Избыточность - мой самый тяжкий крест. Боролся, но ничто не помогает. Из всех кругов я вытолкан взашей, как тот Демьян, что сам ухи не ест, но всем ее усердно предлагает, хотя давно полезло из ушей. Духовный и телесный перебор сменяется с годами недобором, но мне такая участь не грозит. Отпугивает девок мой напор. Других корят - меня поносят хором. От прочих пахнет - от меня разит.
Уехать бы в какой-нибудь уезд, зарыться там в гусяток, поросяток, - но на равнине спрятаться нельзя. Как Орсон некогда сказал Уэллс, когда едва пришел друзей десяток к нему на вечер творческий, - "Друзья!
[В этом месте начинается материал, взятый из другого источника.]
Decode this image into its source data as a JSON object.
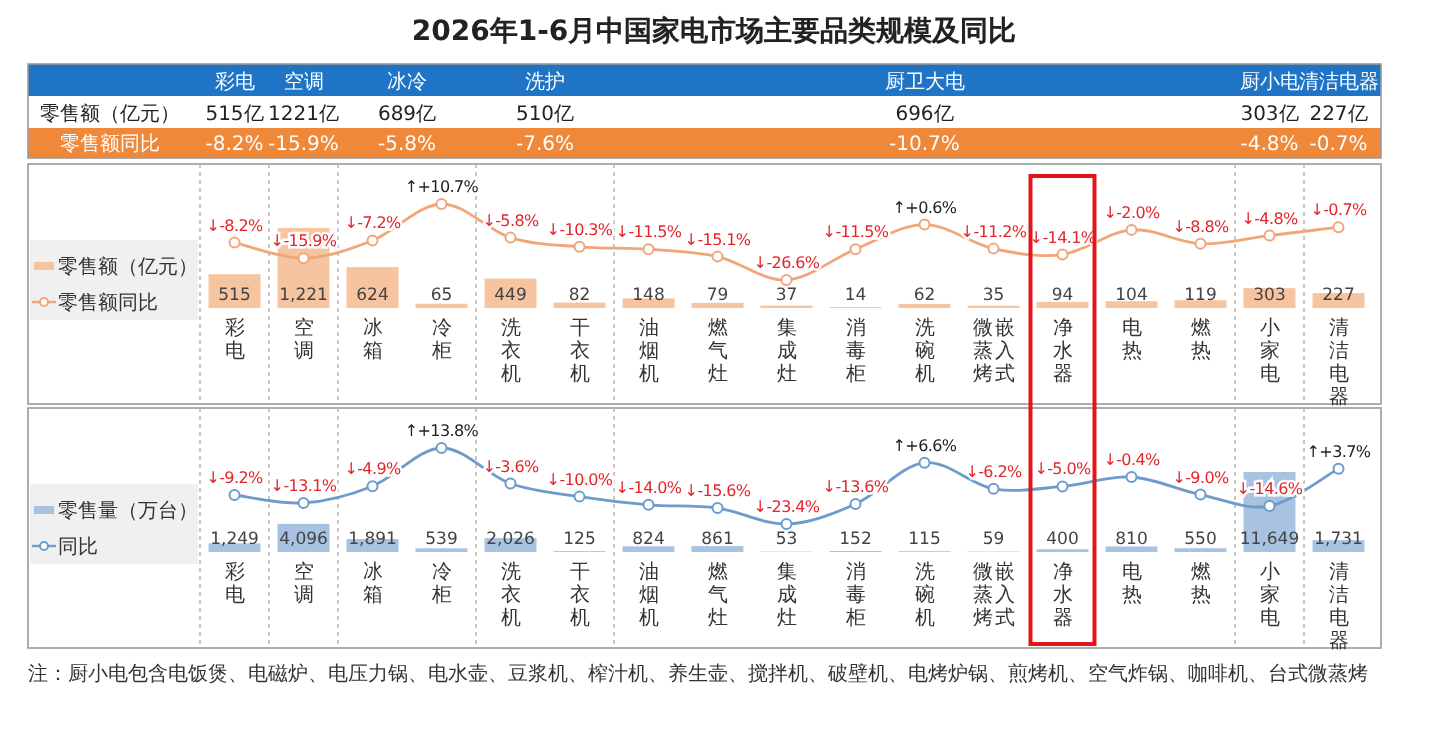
{
  "chart_data": [
    {
      "type": "other",
      "title": "2026年1-6月中国家电市场主要品类规模及同比",
      "categories": [
        "彩电",
        "空调",
        "冰冷",
        "洗护",
        "厨卫大电",
        "厨小电",
        "清洁电器"
      ],
      "y_categories": [
        "零售额（亿元）",
        "零售额同比"
      ],
      "cell_labels": [
        [
          "515亿",
          "1221亿",
          "689亿",
          "510亿",
          "696亿",
          "303亿",
          "227亿"
        ],
        [
          "-8.2%",
          "-15.9%",
          "-5.8%",
          "-7.6%",
          "-10.7%",
          "-4.8%",
          "-0.7%"
        ]
      ]
    },
    {
      "type": "bar",
      "categories": [
        "彩电",
        "空调",
        "冰箱",
        "冷柜",
        "洗衣机",
        "干衣机",
        "油烟机",
        "燃气灶",
        "集成灶",
        "消毒柜",
        "洗碗机",
        "嵌入式微蒸烤",
        "净水器",
        "电热",
        "燃热",
        "小家电",
        "清洁电器"
      ],
      "marker": "circle",
      "legend": "left",
      "series": [
        {
          "name": "零售额（亿元）",
          "type": "bar",
          "color": "#f7c4a0",
          "values": [
            515,
            1221,
            624,
            65,
            449,
            82,
            148,
            79,
            37,
            14,
            62,
            35,
            94,
            104,
            119,
            303,
            227
          ],
          "value_labels": [
            "515",
            "1,221",
            "624",
            "65",
            "449",
            "82",
            "148",
            "79",
            "37",
            "14",
            "62",
            "35",
            "94",
            "104",
            "119",
            "303",
            "227"
          ]
        },
        {
          "name": "零售额同比",
          "type": "line",
          "axis": "y2",
          "color": "#f0a679",
          "values": [
            -8.2,
            -15.9,
            -7.2,
            10.7,
            -5.8,
            -10.3,
            -11.5,
            -15.1,
            -26.6,
            -11.5,
            0.6,
            -11.2,
            -14.1,
            -2.0,
            -8.8,
            -4.8,
            -0.7
          ],
          "value_labels": [
            "↓-8.2%",
            "↓-15.9%",
            "↓-7.2%",
            "↑+10.7%",
            "↓-5.8%",
            "↓-10.3%",
            "↓-11.5%",
            "↓-15.1%",
            "↓-26.6%",
            "↓-11.5%",
            "↑+0.6%",
            "↓-11.2%",
            "↓-14.1%",
            "↓-2.0%",
            "↓-8.8%",
            "↓-4.8%",
            "↓-0.7%"
          ]
        }
      ]
    },
    {
      "type": "bar",
      "categories": [
        "彩电",
        "空调",
        "冰箱",
        "冷柜",
        "洗衣机",
        "干衣机",
        "油烟机",
        "燃气灶",
        "集成灶",
        "消毒柜",
        "洗碗机",
        "嵌入式微蒸烤",
        "净水器",
        "电热",
        "燃热",
        "小家电",
        "清洁电器"
      ],
      "marker": "circle",
      "legend": "left",
      "series": [
        {
          "name": "零售量（万台）",
          "type": "bar",
          "color": "#a8c3e2",
          "values": [
            1249,
            4096,
            1891,
            539,
            2026,
            125,
            824,
            861,
            53,
            152,
            115,
            59,
            400,
            810,
            550,
            11649,
            1731
          ],
          "value_labels": [
            "1,249",
            "4,096",
            "1,891",
            "539",
            "2,026",
            "125",
            "824",
            "861",
            "53",
            "152",
            "115",
            "59",
            "400",
            "810",
            "550",
            "11,649",
            "1,731"
          ]
        },
        {
          "name": "同比",
          "type": "line",
          "axis": "y2",
          "color": "#6d9bcc",
          "values": [
            -9.2,
            -13.1,
            -4.9,
            13.8,
            -3.6,
            -10.0,
            -14.0,
            -15.6,
            -23.4,
            -13.6,
            6.6,
            -6.2,
            -5.0,
            -0.4,
            -9.0,
            -14.6,
            3.7
          ],
          "value_labels": [
            "↓-9.2%",
            "↓-13.1%",
            "↓-4.9%",
            "↑+13.8%",
            "↓-3.6%",
            "↓-10.0%",
            "↓-14.0%",
            "↓-15.6%",
            "↓-23.4%",
            "↓-13.6%",
            "↑+6.6%",
            "↓-6.2%",
            "↓-5.0%",
            "↓-0.4%",
            "↓-9.0%",
            "↓-14.6%",
            "↑+3.7%"
          ]
        }
      ],
      "annotations": [
        "注：厨小电包含电饭煲、电磁炉、电压力锅、电水壶、豆浆机、榨汁机、养生壶、搅拌机、破壁机、电烤炉锅、煎烤机、空气炸锅、咖啡机、台式微蒸烤"
      ]
    }
  ]
}
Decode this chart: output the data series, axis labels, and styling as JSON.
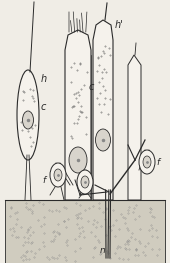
{
  "bg_color": "#f0ede6",
  "line_color": "#2a2a2a",
  "fill_cell": "#f5f2ec",
  "fill_nucleus": "#d8d4cc",
  "fill_floor": "#d0ccbf",
  "labels": {
    "h_left": "h",
    "c_left": "c",
    "h_right": "h'",
    "c_center": "c",
    "f_left": "f",
    "f_right": "f",
    "n": "n"
  },
  "label_fontsize": 6.5,
  "figsize": [
    1.7,
    2.63
  ],
  "dpi": 100
}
Я выпускал премьеры тридцать раз, плюс сто заявок у меня не взяли; играл, писал, ваял et cetera. Сказал бы кто, зачем так мало вас присутствует сегодня в этом зале, и лишь меня настолько до хера?".
Избыточность - мой самый тяжкий грех! Все это от отсутствия опоры. Я сам себя за это не люблю. Мне вечно надо, чтоб дошло до всех, - и вот кручу свои самоповторы: все поняли давно, а я долблю! Казалось бы, и этот бедный текст пора прервать, а я все длю попытки, досадные, как перебор в очко, - чтоб достучаться, знаете, до тех, кому не только про мои избытки, а вообще не надо ни про что!
Избыточность! Мой самый тяжкий бич! Но, думаю, хорошие манеры простому не пристали рифмачу. Спросил бы кто: хочу ли я постичь великое, святое чувство меры? И с вызовом отвечу: не хочу. Как тот верблюд, которому судьба таскать тюки с восточной пестротою, - так я свой дар таскаю на горбу, и ничего. Без этого горба, мне кажется, я ничего не стою, а всех безгорбых я видал в гробу. Среди бессчетных призванных на пир не всем нальют божественный напиток, но мне нальют, прошу меня простить. В конце концов, и весь Господень мир - один ошеломляющий избыток, который лишь избыточным вместить. Я вытерплю усмешки свысока, и собственную темную тревогу, и всех моих прощаний пустыри. И так, как инвалид у Маяка берег свою единственную ногу, - так я свои оберегаю три.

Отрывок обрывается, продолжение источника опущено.